Of course, but identification has never been the problem. You don't need LLMs for that, you could just ask the scientists themselves and I'm sure over 90% of us would agree on the parts I mentioned being useless.

The problem is the bureaucracy. And if it asks for useless fluff, I'm happy to feed it with LLMs.

cturner|7 months ago

I want to ask about the bureaucracy aspect. I have never written a science grant application, but expect that some of it comes about because the applications want to ensure good governance around the proposals. Do you agree? For the fluff that genuinely has no productive value, do you have any explanation for why it is there?

Could LLM participation be blowing holes in good-governance measures that were only weakly effective, and therefore a good thing in the long-term?
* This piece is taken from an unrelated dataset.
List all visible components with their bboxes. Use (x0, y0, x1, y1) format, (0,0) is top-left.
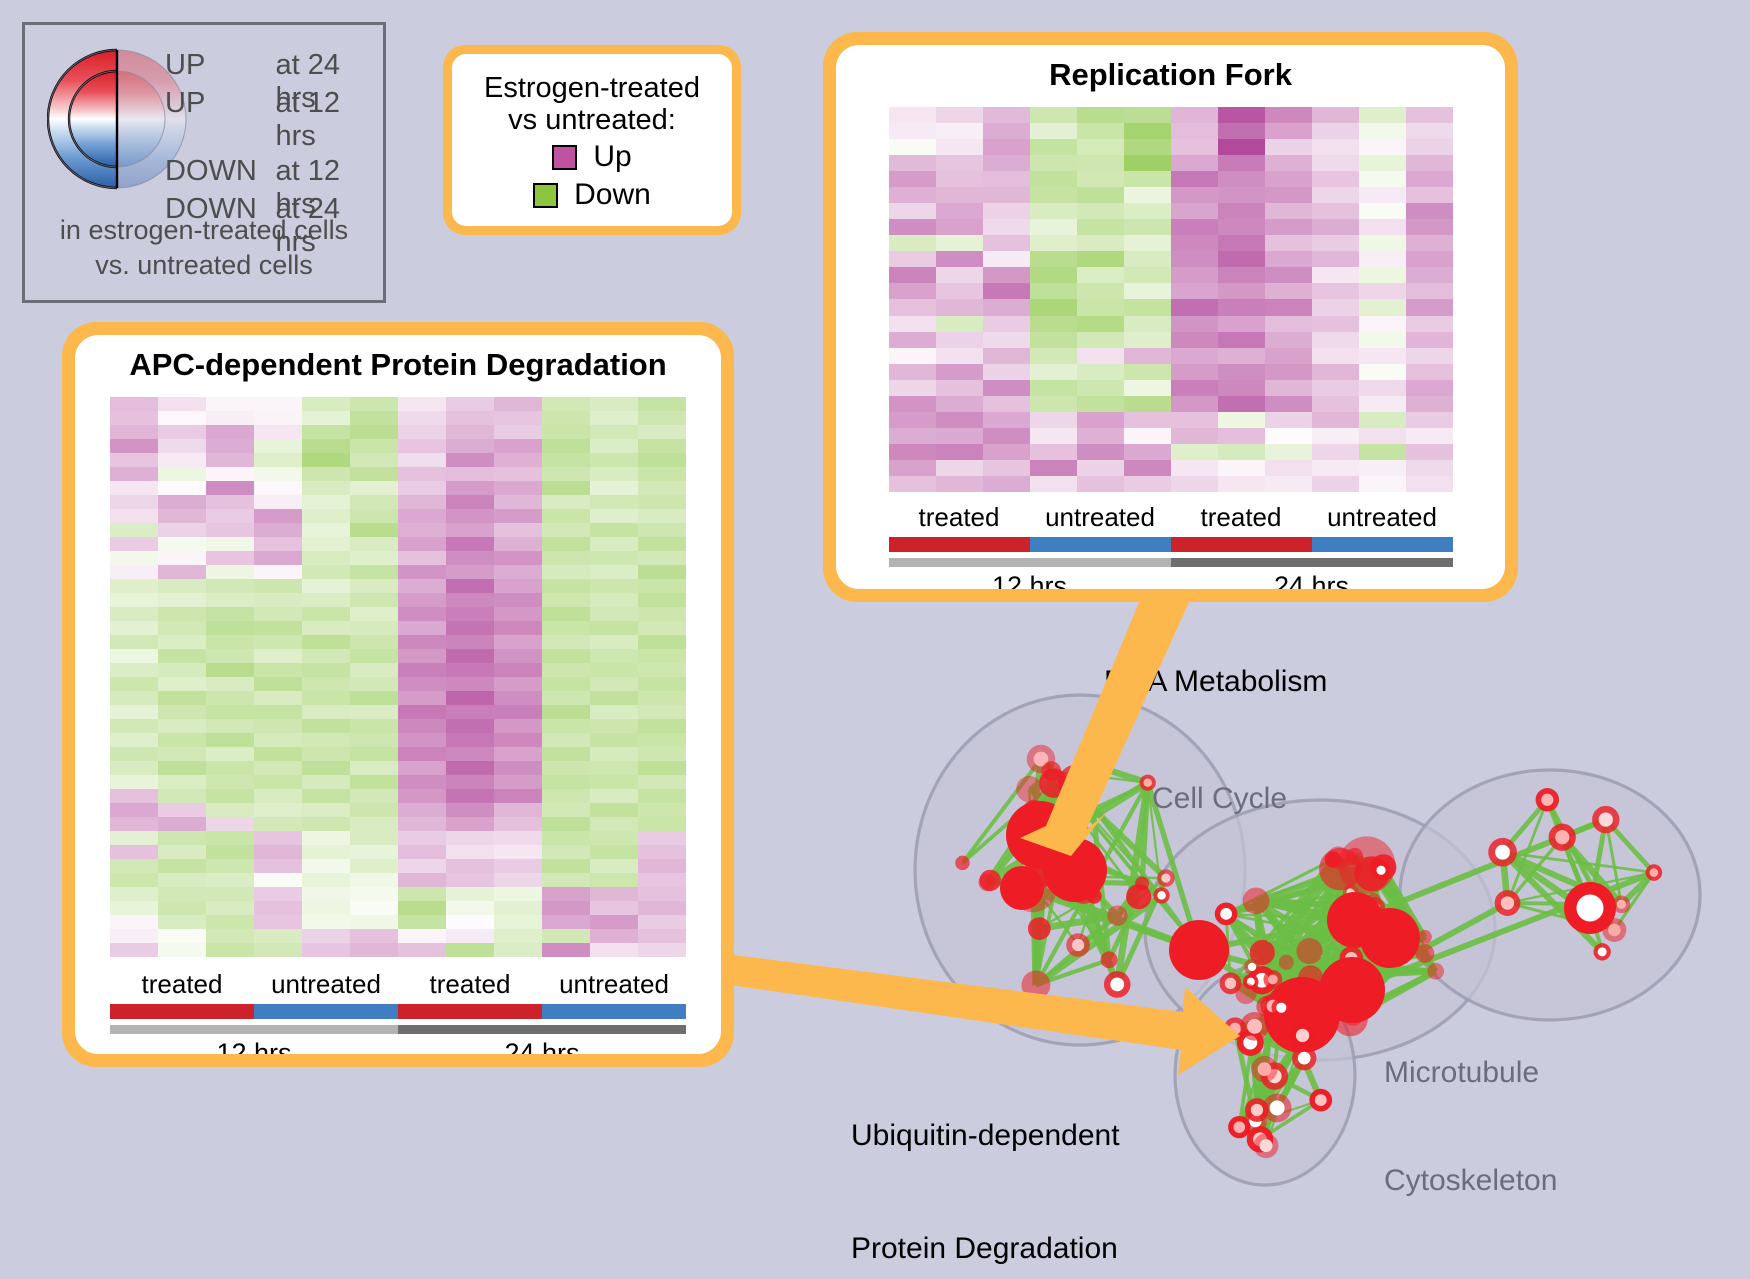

Could the rise in the practice drive grants arrangements to better governance?

Majromax|7 months ago

> The solution shouldn't be then to fill them with LLMs but strip them entirely away.

You don't need language models to identify useless processes. The problem, however, is that people tend to be more comfortable with a process that exists whose product is ignored rather than no process at all.

For example, in the case of the grants here it's easier to imagine giving money to someone with a Gantt chart – even if that chart will never really represent reality – rather than someone who says 'trust us to use the money effectively.'

For an alternative view, a lot of the information supplied in such processes isn't related to the happy path, but rather it creates a paper trail for blame when things go wrong.

> I tend to think the same about everyone freaking out about LLM misuse in education.

The difference for education is that students need to practice, so the repetition is the point. The AI might ultimately be better at writing the book report, particularly compared to a student in 6th grade, but there's few other ways to train skills of reading comprehension and analysis.